Manca l’uomo, in questa classica foto di famiglia fine ‘800, trovata a Porta Portese. Per l’epoca non era certo usuale andare dal fotografo lasciando il marito a casa. La donna ha un’espressione serena. I figli – un maschietto e tre bambine – guardano con fermezza l’obbiettivo. Sono proletari: i piccoli indossano modesti grembiulini. Perché manca il marito? Forse il destinatario della foto  è proprio lui, emigrato in un altro paese. Così può vedere come crescono i figli – benissimo a quanto sembra – e sapere che sua moglie lo aspetta. E anche ricordarsi di essere un padre di famiglia, e tenere la testa a posto.

Romics. Il gioco delle pupille colorate, Roma, 2014

Quando il travestimento  coinvolge non solo il viso e gli occhi, ma addirittura le pupille, forse oltre non si può andare.

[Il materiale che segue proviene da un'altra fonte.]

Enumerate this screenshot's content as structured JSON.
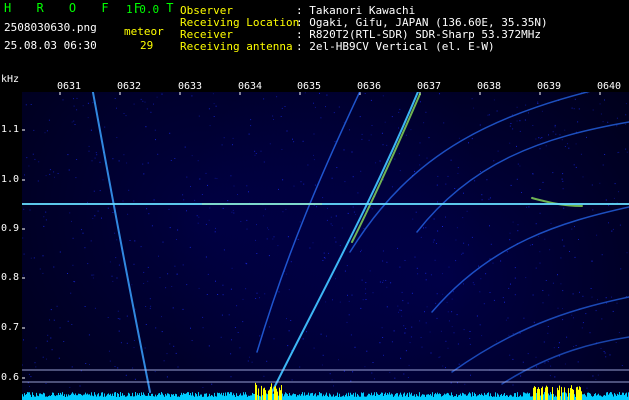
{
  "header": {
    "app_name": "H R O F F T",
    "version": "1.0.0",
    "filename": "2508030630.png",
    "datetime": "25.08.03 06:30",
    "meteor_label": "meteor",
    "meteor_count": "29",
    "info": [
      {
        "label": "Observer",
        "value": ": Takanori Kawachi"
      },
      {
        "label": "Receiving Location",
        "value": ": Ogaki, Gifu, JAPAN (136.60E, 35.35N)"
      },
      {
        "label": "Receiver",
        "value": ": R820T2(RTL-SDR) SDR-Sharp 53.372MHz"
      },
      {
        "label": "Receiving antenna",
        "value": ": 2el-HB9CV Vertical (el. E-W)"
      }
    ]
  },
  "plot": {
    "y_unit": "kHz",
    "x_ticks": [
      "0631",
      "0632",
      "0633",
      "0634",
      "0635",
      "0636",
      "0637",
      "0638",
      "0639",
      "0640"
    ],
    "y_ticks": [
      "1.1",
      "1.0",
      "0.9",
      "0.8",
      "0.7",
      "0.6"
    ],
    "colors": {
      "background": "#000018",
      "noise": "#1a2dff",
      "trail": "#40c0ff",
      "carrier": "#66ddff",
      "spectrum": "#00ccff",
      "peak": "#ffff00"
    }
  }
}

A Romics, festival del fumetto, dell’animazione e dei videogiochi,  che si tiene due volte all’anno alla Fiera di Roma, i ragazzi vestono i panni del personaggio  con il quale, un po’ sul serio e un po’ per scherzo, vogliono  identificarsi.  Se richiesti, motivano la scelta con argomentazioni più o meno complesse, che spesso toccano la sfera etica: il personaggio è un eroe  che combatte per dei valori. Ma non mancano gli eroi negativi. Tutte le fotografie sono state scattate con la collaborazione dei soggetti, che si sono volentieri messi in posa, fieri del trucco e dell’abbigliamento, che spesso ha richiesto una lunga preparazione.

Manifestazione femminista, Roma 1977

 

Roma, giugno 1977. Manifestazione femminista. Il corteo passa davanti alla sede del PCI a via delle Botteghe Oscure, quindi percorre corso Vittorio Emanuele II. Sfilano, con slogan – e simboli – distinti, insieme l’UDI e i movimenti.

 

 

Enzo Ferrari, Maranello, 1980

Enzo Ferrari a Maranello

 

Nella prima settimana di settembre 1980 Simonetta Scalfari ottenne un appuntamento con Enzo Ferrari. In macchina raggiungemmo Maranello. Varcato il cancello fummo subito introdotti da Ferrari, che ci accolse molto amabilmente. Era noto come un personaggio poco incline alle fotografie, ma con me fu disponibile, anche più tardi in esterno. Ci fu poi offerta la possibilità di fare un giro nella fabbrica e di andare al circuito di Fiorano, dove Gilles Villenueuve era impegnato in una sessione di prove della formula uno.